Requiem à Matoub Lounes. Un poète peut-il mourir?

Hier, le 30 juin à 20 h, la voix du chanteur rebelle Lounès Matoub a retenti au Théâtre rouge  du Conservatoire d’art dramatique de Montréal à l’occasion d’un hommage rendu en son honneur par Karim Akouche, Hace Mess, Zahir Ouali et  un panel d’artistes dont des poètes, des chanteurs, une chorégraphe venus d’ici et d’ailleurs.

Le programme de la soirée, partagé en deux parties, commence par la projection d’un film documentaire, écrit par Karim Akouche et dit par la comédienne Crystal Racine. Ce film relate la vie de Lounès rythmé par ses chansons et articulé autour de son combat pour la reconnaissance de l’identité et de la culture berbères ainsi que ses prises de position pour la liberté d’expression et la démocratie. La troupe La Traversée prend le relai ensuite pour se produire sur scène.

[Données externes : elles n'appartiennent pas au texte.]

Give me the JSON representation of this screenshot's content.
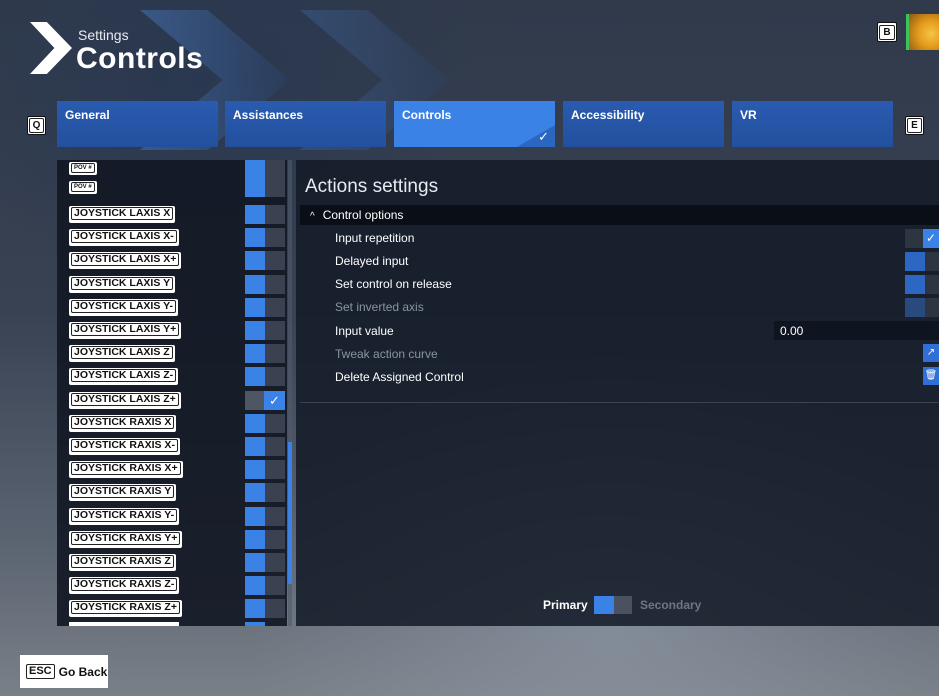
{
  "header": {
    "subtitle": "Settings",
    "title": "Controls",
    "key_b": "B"
  },
  "tabs": {
    "prev_key": "Q",
    "next_key": "E",
    "items": [
      {
        "label": "General"
      },
      {
        "label": "Assistances"
      },
      {
        "label": "Controls",
        "active": true
      },
      {
        "label": "Accessibility"
      },
      {
        "label": "VR"
      }
    ],
    "active_check": "✓"
  },
  "bindings": [
    {
      "label": "POV #",
      "small": true
    },
    {
      "label": "POV #",
      "small": true
    },
    {
      "label": "JOYSTICK LAXIS X"
    },
    {
      "label": "JOYSTICK LAXIS X-"
    },
    {
      "label": "JOYSTICK LAXIS X+"
    },
    {
      "label": "JOYSTICK LAXIS Y"
    },
    {
      "label": "JOYSTICK LAXIS Y-"
    },
    {
      "label": "JOYSTICK LAXIS Y+"
    },
    {
      "label": "JOYSTICK LAXIS Z"
    },
    {
      "label": "JOYSTICK LAXIS Z-"
    },
    {
      "label": "JOYSTICK LAXIS Z+",
      "selected": true
    },
    {
      "label": "JOYSTICK RAXIS X"
    },
    {
      "label": "JOYSTICK RAXIS X-"
    },
    {
      "label": "JOYSTICK RAXIS X+"
    },
    {
      "label": "JOYSTICK RAXIS Y"
    },
    {
      "label": "JOYSTICK RAXIS Y-"
    },
    {
      "label": "JOYSTICK RAXIS Y+"
    },
    {
      "label": "JOYSTICK RAXIS Z"
    },
    {
      "label": "JOYSTICK RAXIS Z-"
    },
    {
      "label": "JOYSTICK RAXIS Z+"
    }
  ],
  "actions": {
    "title": "Actions settings",
    "section": "Control options",
    "section_caret": "^",
    "options": [
      {
        "label": "Input repetition",
        "control": "toggle",
        "state": "on"
      },
      {
        "label": "Delayed input",
        "control": "toggle",
        "state": "off"
      },
      {
        "label": "Set control on release",
        "control": "toggle",
        "state": "off"
      },
      {
        "label": "Set inverted axis",
        "control": "toggle",
        "state": "disabled",
        "dim": true
      },
      {
        "label": "Input value",
        "control": "input",
        "value": "0.00"
      },
      {
        "label": "Tweak action curve",
        "control": "button",
        "icon": "curve-icon",
        "dim": true
      },
      {
        "label": "Delete Assigned Control",
        "control": "button",
        "icon": "trash-icon"
      }
    ]
  },
  "mode": {
    "primary": "Primary",
    "secondary": "Secondary"
  },
  "footer": {
    "esc_key": "ESC",
    "back_label": "Go Back"
  },
  "colors": {
    "accent": "#3b82e6",
    "tab": "#2a5bb0",
    "panel": "#141b28"
  }
}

La deuxième partie était consacrée à la déclamation de plusieurs poèmes entrecoupés par les chansons de Lounès, reprises par plusieurs artistes.        

La troupe La Traversée produit la chanson « Kenza » sur scène

C’est avec la chorégraphe Danielle Godin que débute la présentation, et c’est à travers les mouvements de son corps qu’elle a traduit merveilleusement l’intensité et la vigueur des émotions contenues dans le texte de « Kenza », traduit en français, en l’honneur de Lounès. Ensuite, Zahia Belaid enchaine par sa voix émouvante en chantant « Kenza » qui est elle-même un hommage rendu par Lounès à Tahar Djaout, écrivain, poète et journaliste kabyle et un des premiers intellectuels tués par les balles assassines des terroristes pendant la décennie noire des années 90 en Algérie. Enfin, la présentation se termine par le dévoilement d’une très belle toile, du portrait de Lounès, peinte par l’artiste Thanina Slimani.

Ce qui caractérise cette commémoration c’est l’originalité du concept même de son élaboration. En effet, l’articulation artistique entre le chant kabyle et la scène québécoise et la contribution poétique plurielle démontrent avec brio l’existence même d’un possible commun ouvert à l’autre et d’une volonté de vivre ensemble.

Quand la poésie prend la place de la prose

« Le poète a toujours raison, qui détruit l’ancien horizon… » disait Louis Aragon. Y a-t-il un plus grand hommage qu’on puisse rendre à un aussi grand poète qu’est Lounès où la poésie n’aurait pas de place? Évidemment pas. Qui pourrait rendre justice à un poète mieux qu’un autre poète? Personne. Les organisateurs l’ont compris et nous ont présenté à la fin du programme des poètes déclamant, pas sans ardeur, leur poème. Je nomme Arab Sekhi, venu d’Ontario, membre fondateur de l’ACAOH et a fait reconnaitre le tamazight le statut de langue internationale en Ontario, Nelly Roffé, poète, écrivaine et traductrice marocaine vivant à Montréal, Josaphat-Robert Large, écrivain et poète haïtien, venu des États-Unis et Gary Klang, poète et écrivain, également haïtien, vivant à Montréal. Enfin, cette procession a été ponctuée par les chansons du défunt Lounès reprises par un groupe de musiciens et d’artistes.

Par ce geste, les organisateurs viennent de poser une strate dans la construction d’un monde pluriel et libre. La création du Centre culturel kabyle annoncée dans la soirée serait peut-être le prélude d’un repaire authentique pour une identité authentique et un lieu d’expression libre. Tahar Djaout a dit peu de temps avant sa mort : « … si tu parles, tu meurs, si tu ne parles pas, tu meurs, alors parle et meurs ».